Community connection

‘We have so many stories to tell’

The first Aboriginal-Australian candidate for Lord Mayor of Sydney speaks to The AJN.

Yvonne Weldon.

INDIGENOUS Sydney lord mayoral candidate Yvonne Weldon has told The AJN “it was an absolute honour” to take part earlier this year in Beit Sefer Yalbalinga, an interactive online Jewish–Indigenous learning program.

Co-hosted by the Sydney Jewish Museum and NSW Jewish Board of Deputies, the series of sessions featured expert panellists from both communities tackling topics including story, land, identity, history and justice.

“My greatest takeaway is that we have so many stories to tell, we have so much lived experience that we’re experiencing in the same day and age,” said Weldon, a proud Wiradjuri woman.

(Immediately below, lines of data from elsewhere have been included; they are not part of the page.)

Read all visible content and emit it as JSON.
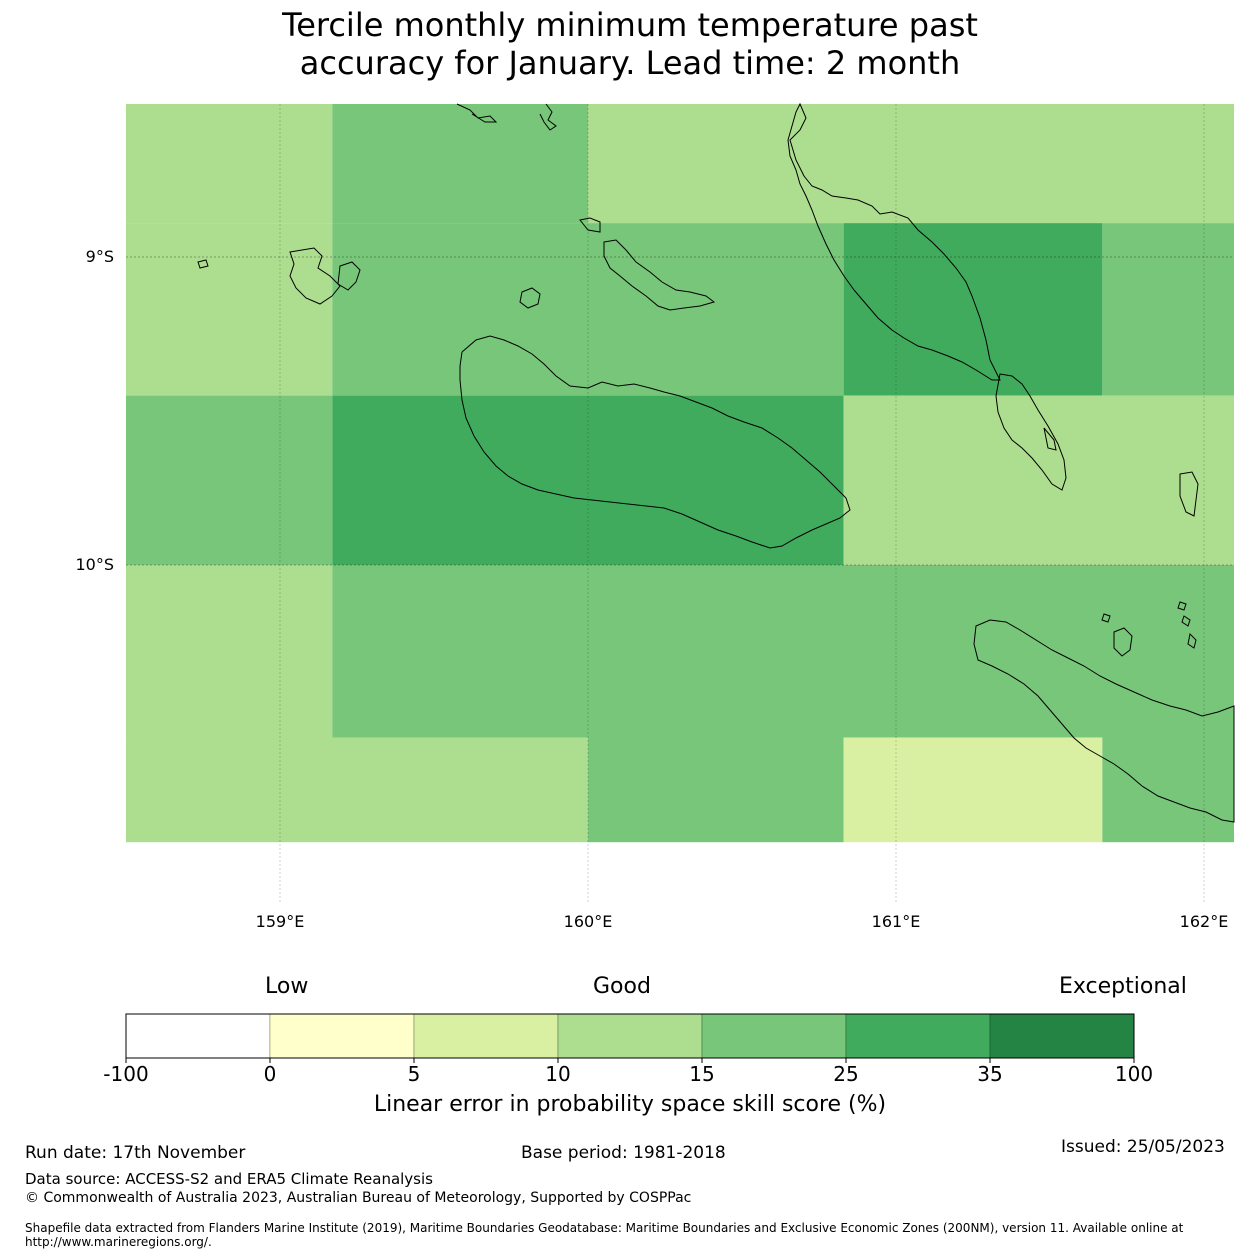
{
  "title_line1": "Tercile monthly minimum temperature past",
  "title_line2": "accuracy for January. Lead time: 2 month",
  "map": {
    "lon_range": [
      158.5,
      162.1
    ],
    "lat_range": [
      -10.9,
      -8.5
    ],
    "lat_ticks": [
      {
        "value": -9,
        "label": "9°S"
      },
      {
        "value": -10,
        "label": "10°S"
      }
    ],
    "lon_ticks": [
      {
        "value": 159,
        "label": "159°E"
      },
      {
        "value": 160,
        "label": "160°E"
      },
      {
        "value": 161,
        "label": "161°E"
      },
      {
        "value": 162,
        "label": "162°E"
      }
    ],
    "cells": [
      {
        "lon": [
          158.5,
          159.17
        ],
        "lat": [
          -8.5,
          -8.89
        ],
        "skill_class": "10-15"
      },
      {
        "lon": [
          159.17,
          160.0
        ],
        "lat": [
          -8.5,
          -8.89
        ],
        "skill_class": "15-25"
      },
      {
        "lon": [
          160.0,
          162.1
        ],
        "lat": [
          -8.5,
          -8.89
        ],
        "skill_class": "10-15"
      },
      {
        "lon": [
          158.5,
          159.17
        ],
        "lat": [
          -8.89,
          -9.45
        ],
        "skill_class": "10-15"
      },
      {
        "lon": [
          159.17,
          160.83
        ],
        "lat": [
          -8.89,
          -9.45
        ],
        "skill_class": "15-25"
      },
      {
        "lon": [
          160.83,
          161.67
        ],
        "lat": [
          -8.89,
          -9.45
        ],
        "skill_class": "25-35"
      },
      {
        "lon": [
          161.67,
          162.1
        ],
        "lat": [
          -8.89,
          -9.45
        ],
        "skill_class": "15-25"
      },
      {
        "lon": [
          158.5,
          159.17
        ],
        "lat": [
          -9.45,
          -10.0
        ],
        "skill_class": "15-25"
      },
      {
        "lon": [
          159.17,
          160.83
        ],
        "lat": [
          -9.45,
          -10.0
        ],
        "skill_class": "25-35"
      },
      {
        "lon": [
          160.83,
          162.1
        ],
        "lat": [
          -9.45,
          -10.0
        ],
        "skill_class": "10-15"
      },
      {
        "lon": [
          158.5,
          159.17
        ],
        "lat": [
          -10.0,
          -10.56
        ],
        "skill_class": "10-15"
      },
      {
        "lon": [
          159.17,
          162.1
        ],
        "lat": [
          -10.0,
          -10.56
        ],
        "skill_class": "15-25"
      },
      {
        "lon": [
          158.5,
          160.0
        ],
        "lat": [
          -10.56,
          -10.9
        ],
        "skill_class": "10-15"
      },
      {
        "lon": [
          160.0,
          160.83
        ],
        "lat": [
          -10.56,
          -10.9
        ],
        "skill_class": "15-25"
      },
      {
        "lon": [
          160.83,
          161.67
        ],
        "lat": [
          -10.56,
          -10.9
        ],
        "skill_class": "5-10"
      },
      {
        "lon": [
          161.67,
          162.1
        ],
        "lat": [
          -10.56,
          -10.9
        ],
        "skill_class": "15-25"
      }
    ]
  },
  "colorbar": {
    "word_low": "Low",
    "word_good": "Good",
    "word_exceptional": "Exceptional",
    "ticks": [
      "-100",
      "0",
      "5",
      "10",
      "15",
      "25",
      "35",
      "100"
    ],
    "classes": [
      {
        "range": "-100-0",
        "color": "#ffffff"
      },
      {
        "range": "0-5",
        "color": "#ffffcc"
      },
      {
        "range": "5-10",
        "color": "#d9f0a3"
      },
      {
        "range": "10-15",
        "color": "#addd8e"
      },
      {
        "range": "15-25",
        "color": "#78c679"
      },
      {
        "range": "25-35",
        "color": "#41ab5d"
      },
      {
        "range": "35-100",
        "color": "#238443"
      }
    ],
    "label": "Linear error in probability space skill score (%)"
  },
  "footer": {
    "run_date": "Run date: 17th November",
    "base_period": "Base period: 1981-2018",
    "issued": "Issued: 25/05/2023",
    "data_source": "Data source: ACCESS-S2 and ERA5 Climate Reanalysis",
    "copyright": "© Commonwealth of Australia 2023, Australian Bureau of Meteorology, Supported by COSPPac",
    "shapefile_line1": "Shapefile data extracted from Flanders Marine Institute (2019), Maritime Boundaries Geodatabase: Maritime Boundaries and Exclusive Economic Zones (200NM), version 11. Available online at",
    "shapefile_line2": "http://www.marineregions.org/."
  }
}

“There’s so much more that we can do if we continue to share – that transparency of sharing of lived experience, but also some of the insights and the knowledge that we have isn’t ours alone, it’s ours to be shared with each other.”

Weldon works with descendants of Aboriginal human rights advocate William Cooper – who famously marched to the German consulate in 1938 to protest the treatment of Jews after Kristallnacht – and praised his actions and those of other elders who held a day of mourning.

“The disadvantages that they were facing themselves, but standing up against anyone else being oppressed, it’s something that I think my people and your people do,” she said.

“And we need to be able to stand together in a unified voice, to make sure that humankind shouldn’t be so unkind – it’s a matter of us really looking out for one another.”

The first Aboriginal person to stand for lord mayor of any Australian capital city, Weldon is chair of the Metropolitan Local Aboriginal Land Council, deputy chair of the Australia Day Council of NSW, and a board member of both Domestic Violence NSW and Redfern Jarjum College.

She has spent the last 30 years fighting inequality and is regarded as a community leader and educator.

“I want to make sure for all Sydneysiders, that their voice is heard, their concerns are being dealt with and that there are real solutions to make sure this city becomes wonderful again,” she said.

Originally slated to run on a ticket with Jewish councillor Kerryn Phelps, Weldon stepped up when Phelps withdrew from the race for personal reasons.

“Kerryn was the one saying, ‘You know, if I’m not doing it, you should do it,’” she recalled.

“It certainly is a compliment and an honour, but it was a good pathway to be also learning from someone that is so experienced and really has that same level of commitment to community as I do.”